Taylor grew up in Europe and Asia as his father, an Army lawyer,
rotated through assignments.
After
graduating from the University of North Carolina at Chapel Hill,
Taylor was active in conservative causes. He co-authored "The
Prosperity Handbook," a 1984 guide designed to explain conservative
economic principles to the average American. The publication was
bankrolled by Bernard Oliver, founder of Hewlett-Packard's HP Labs.
In the 1990s,
Taylor was president and then chief executive officer of USA Global
Link, which sold foreign callers inexpensive dial tones the company
purchased in bulk from mainline U.S. carriers, allowing callers to
bypass their home country's expensive telecom monopolies. His first
visit to Indonesia was on business, prior to Indonesian telephone
provider PT IndoSat's purchase of a stake in USA Global Link.
Taylor left
USA Global Link in 1998, moving to Indonesia the following year to
study its traditional culture. He was attracted, he said, by the
intermingling of Hindu, Buddhist and Islamic traditions in the
mystical Sufi strand of Islam.
Indonesian
Sufis often use meditation in an effort to achieve a direct,
personal experience of God - an idea that appeals to Taylor.
"Meditation
and spirituality are the bedrock of my inner life and serve as my
deep connection with Sufi Muslims," he said. Dhani identifies
himself as a Sufi, Taylor said, and he believes Wahid enjoys a deep
spiritual and philosophical connection to the tradition.
Taylor
believes "Javanese Islam ... holds the key to victory in the war on
religious terrorism" - a fact he said is also recognized by Saudi
Arabian backers of Wahhabism, a "purified" form of Islam rooted in
hard-line beliefs and violence against perceived enemies of the
religion.
Making
Indonesia a base for jihad is "high on the agenda of the Wahhabi,"

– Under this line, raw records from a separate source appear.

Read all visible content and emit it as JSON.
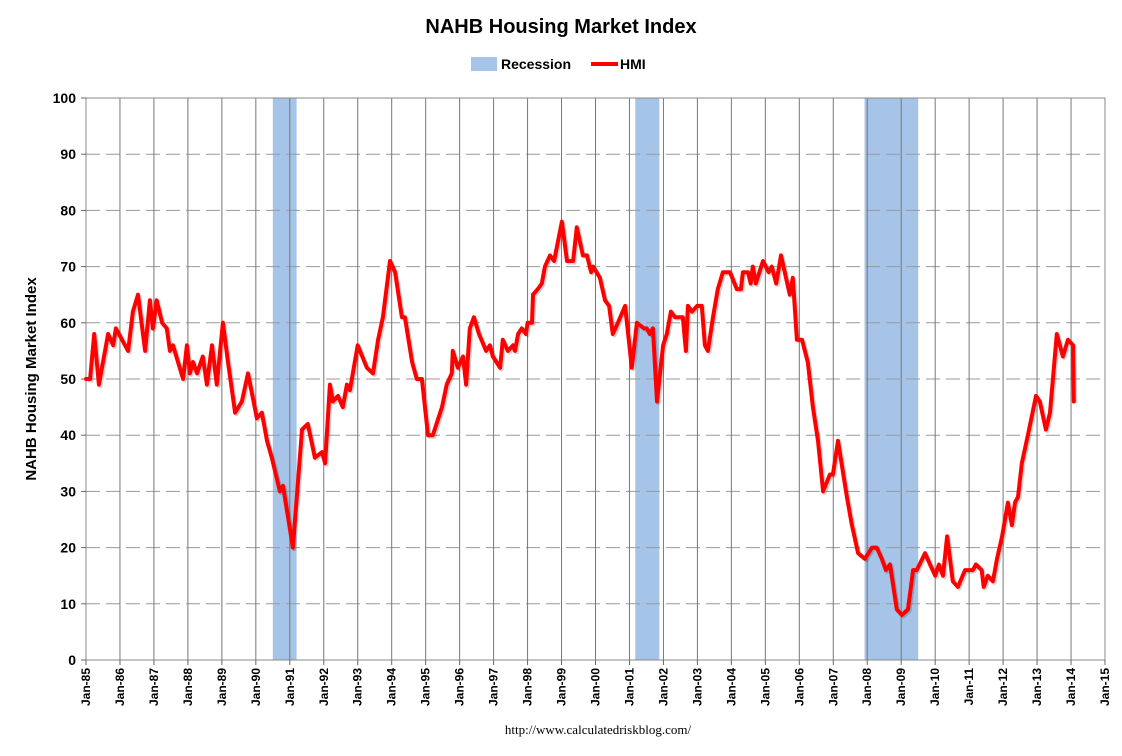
{
  "chart_data": {
    "type": "line",
    "title": "NAHB Housing Market Index",
    "xlabel": "",
    "ylabel": "NAHB Housing Market Index",
    "ylim": [
      0,
      100
    ],
    "yticks": [
      "0",
      "10",
      "20",
      "30",
      "40",
      "50",
      "60",
      "70",
      "80",
      "90",
      "100"
    ],
    "xlim": [
      1985,
      2015
    ],
    "xticks": [
      "Jan-85",
      "Jan-86",
      "Jan-87",
      "Jan-88",
      "Jan-89",
      "Jan-90",
      "Jan-91",
      "Jan-92",
      "Jan-93",
      "Jan-94",
      "Jan-95",
      "Jan-96",
      "Jan-97",
      "Jan-98",
      "Jan-99",
      "Jan-00",
      "Jan-01",
      "Jan-02",
      "Jan-03",
      "Jan-04",
      "Jan-05",
      "Jan-06",
      "Jan-07",
      "Jan-08",
      "Jan-09",
      "Jan-10",
      "Jan-11",
      "Jan-12",
      "Jan-13",
      "Jan-14",
      "Jan-15"
    ],
    "grid": true,
    "legend_position": "top-center",
    "legend": [
      "Recession",
      "HMI"
    ],
    "colors": {
      "hmi": "#ff0000",
      "recession": "#a6c3e8"
    },
    "recessions": [
      [
        1990.5,
        1991.2
      ],
      [
        2001.17,
        2001.88
      ],
      [
        2007.92,
        2009.5
      ]
    ],
    "series": [
      {
        "name": "HMI",
        "points": [
          [
            1985.0,
            50
          ],
          [
            1985.12,
            50
          ],
          [
            1985.24,
            58
          ],
          [
            1985.38,
            49
          ],
          [
            1985.65,
            58
          ],
          [
            1985.8,
            56
          ],
          [
            1985.88,
            59
          ],
          [
            1986.06,
            57
          ],
          [
            1986.24,
            55
          ],
          [
            1986.38,
            62
          ],
          [
            1986.53,
            65
          ],
          [
            1986.74,
            55
          ],
          [
            1986.88,
            64
          ],
          [
            1986.97,
            59
          ],
          [
            1987.08,
            64
          ],
          [
            1987.24,
            60
          ],
          [
            1987.38,
            59
          ],
          [
            1987.47,
            55
          ],
          [
            1987.56,
            56
          ],
          [
            1987.86,
            50
          ],
          [
            1987.97,
            56
          ],
          [
            1988.06,
            51
          ],
          [
            1988.15,
            53
          ],
          [
            1988.27,
            51
          ],
          [
            1988.44,
            54
          ],
          [
            1988.56,
            49
          ],
          [
            1988.71,
            56
          ],
          [
            1988.85,
            49
          ],
          [
            1989.03,
            60
          ],
          [
            1989.18,
            53
          ],
          [
            1989.39,
            44
          ],
          [
            1989.59,
            46
          ],
          [
            1989.77,
            51
          ],
          [
            1990.03,
            43
          ],
          [
            1990.18,
            44
          ],
          [
            1990.33,
            39
          ],
          [
            1990.47,
            36
          ],
          [
            1990.71,
            30
          ],
          [
            1990.8,
            31
          ],
          [
            1991.09,
            20
          ],
          [
            1991.36,
            41
          ],
          [
            1991.53,
            42
          ],
          [
            1991.74,
            36
          ],
          [
            1991.95,
            37
          ],
          [
            1992.04,
            35
          ],
          [
            1992.18,
            49
          ],
          [
            1992.27,
            46
          ],
          [
            1992.42,
            47
          ],
          [
            1992.56,
            45
          ],
          [
            1992.68,
            49
          ],
          [
            1992.77,
            48
          ],
          [
            1993.0,
            56
          ],
          [
            1993.27,
            52
          ],
          [
            1993.45,
            51
          ],
          [
            1993.6,
            57
          ],
          [
            1993.74,
            61
          ],
          [
            1993.95,
            71
          ],
          [
            1994.1,
            69
          ],
          [
            1994.3,
            61
          ],
          [
            1994.39,
            61
          ],
          [
            1994.6,
            53
          ],
          [
            1994.74,
            50
          ],
          [
            1994.89,
            50
          ],
          [
            1995.07,
            40
          ],
          [
            1995.21,
            40
          ],
          [
            1995.48,
            45
          ],
          [
            1995.62,
            49
          ],
          [
            1995.77,
            51
          ],
          [
            1995.8,
            55
          ],
          [
            1995.95,
            52
          ],
          [
            1996.1,
            54
          ],
          [
            1996.19,
            49
          ],
          [
            1996.3,
            59
          ],
          [
            1996.42,
            61
          ],
          [
            1996.57,
            58
          ],
          [
            1996.78,
            55
          ],
          [
            1996.89,
            56
          ],
          [
            1996.98,
            54
          ],
          [
            1997.19,
            52
          ],
          [
            1997.27,
            57
          ],
          [
            1997.42,
            55
          ],
          [
            1997.57,
            56
          ],
          [
            1997.63,
            55
          ],
          [
            1997.72,
            58
          ],
          [
            1997.83,
            59
          ],
          [
            1997.95,
            58
          ],
          [
            1998.0,
            60
          ],
          [
            1998.13,
            60
          ],
          [
            1998.16,
            65
          ],
          [
            1998.3,
            66
          ],
          [
            1998.42,
            67
          ],
          [
            1998.51,
            70
          ],
          [
            1998.66,
            72
          ],
          [
            1998.78,
            71
          ],
          [
            1999.01,
            78
          ],
          [
            1999.16,
            71
          ],
          [
            1999.34,
            71
          ],
          [
            1999.45,
            77
          ],
          [
            1999.63,
            72
          ],
          [
            1999.75,
            72
          ],
          [
            1999.87,
            69
          ],
          [
            1999.93,
            70
          ],
          [
            2000.13,
            68
          ],
          [
            2000.28,
            64
          ],
          [
            2000.4,
            63
          ],
          [
            2000.51,
            58
          ],
          [
            2000.66,
            60
          ],
          [
            2000.87,
            63
          ],
          [
            2001.07,
            52
          ],
          [
            2001.22,
            60
          ],
          [
            2001.43,
            59
          ],
          [
            2001.51,
            59
          ],
          [
            2001.6,
            58
          ],
          [
            2001.69,
            59
          ],
          [
            2001.81,
            46
          ],
          [
            2001.99,
            56
          ],
          [
            2002.1,
            58
          ],
          [
            2002.22,
            62
          ],
          [
            2002.34,
            61
          ],
          [
            2002.57,
            61
          ],
          [
            2002.66,
            55
          ],
          [
            2002.72,
            63
          ],
          [
            2002.84,
            62
          ],
          [
            2002.99,
            63
          ],
          [
            2003.13,
            63
          ],
          [
            2003.22,
            56
          ],
          [
            2003.31,
            55
          ],
          [
            2003.46,
            61
          ],
          [
            2003.6,
            66
          ],
          [
            2003.75,
            69
          ],
          [
            2003.87,
            69
          ],
          [
            2003.96,
            69
          ],
          [
            2004.16,
            66
          ],
          [
            2004.28,
            66
          ],
          [
            2004.34,
            69
          ],
          [
            2004.49,
            69
          ],
          [
            2004.57,
            67
          ],
          [
            2004.63,
            70
          ],
          [
            2004.72,
            67
          ],
          [
            2004.93,
            71
          ],
          [
            2005.1,
            69
          ],
          [
            2005.19,
            70
          ],
          [
            2005.32,
            67
          ],
          [
            2005.46,
            72
          ],
          [
            2005.72,
            65
          ],
          [
            2005.81,
            68
          ],
          [
            2005.93,
            57
          ],
          [
            2006.08,
            57
          ],
          [
            2006.25,
            53
          ],
          [
            2006.4,
            45
          ],
          [
            2006.55,
            39
          ],
          [
            2006.7,
            30
          ],
          [
            2006.9,
            33
          ],
          [
            2006.99,
            33
          ],
          [
            2007.14,
            39
          ],
          [
            2007.4,
            29
          ],
          [
            2007.55,
            24
          ],
          [
            2007.73,
            19
          ],
          [
            2007.93,
            18
          ],
          [
            2008.14,
            20
          ],
          [
            2008.28,
            20
          ],
          [
            2008.43,
            18
          ],
          [
            2008.55,
            16
          ],
          [
            2008.67,
            17
          ],
          [
            2008.87,
            9
          ],
          [
            2009.02,
            8
          ],
          [
            2009.2,
            9
          ],
          [
            2009.35,
            16
          ],
          [
            2009.46,
            16
          ],
          [
            2009.7,
            19
          ],
          [
            2009.85,
            17
          ],
          [
            2010.0,
            15
          ],
          [
            2010.11,
            17
          ],
          [
            2010.23,
            15
          ],
          [
            2010.35,
            22
          ],
          [
            2010.52,
            14
          ],
          [
            2010.67,
            13
          ],
          [
            2010.88,
            16
          ],
          [
            2011.11,
            16
          ],
          [
            2011.2,
            17
          ],
          [
            2011.37,
            16
          ],
          [
            2011.43,
            13
          ],
          [
            2011.55,
            15
          ],
          [
            2011.7,
            14
          ],
          [
            2011.82,
            18
          ],
          [
            2011.97,
            22
          ],
          [
            2012.14,
            28
          ],
          [
            2012.26,
            24
          ],
          [
            2012.35,
            28
          ],
          [
            2012.44,
            29
          ],
          [
            2012.55,
            35
          ],
          [
            2012.73,
            40
          ],
          [
            2012.97,
            47
          ],
          [
            2013.08,
            46
          ],
          [
            2013.26,
            41
          ],
          [
            2013.38,
            44
          ],
          [
            2013.58,
            58
          ],
          [
            2013.76,
            54
          ],
          [
            2013.91,
            57
          ],
          [
            2014.06,
            56
          ],
          [
            2014.08,
            46
          ]
        ]
      }
    ]
  },
  "footer": "http://www.calculatedriskblog.com/"
}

who have spent billions of dollars promoting radical Islamism,
Taylor said.
Taylor sees a
parallel between his work with USA Global Link and his present work
with Libforall.
"What we did
then was liberate telecom users around the world with a different
model" that took advantage of existing networks, he said. "I want to
take what I've learned in my previous exploration ... and apply that
to the biggest threat facing global society today."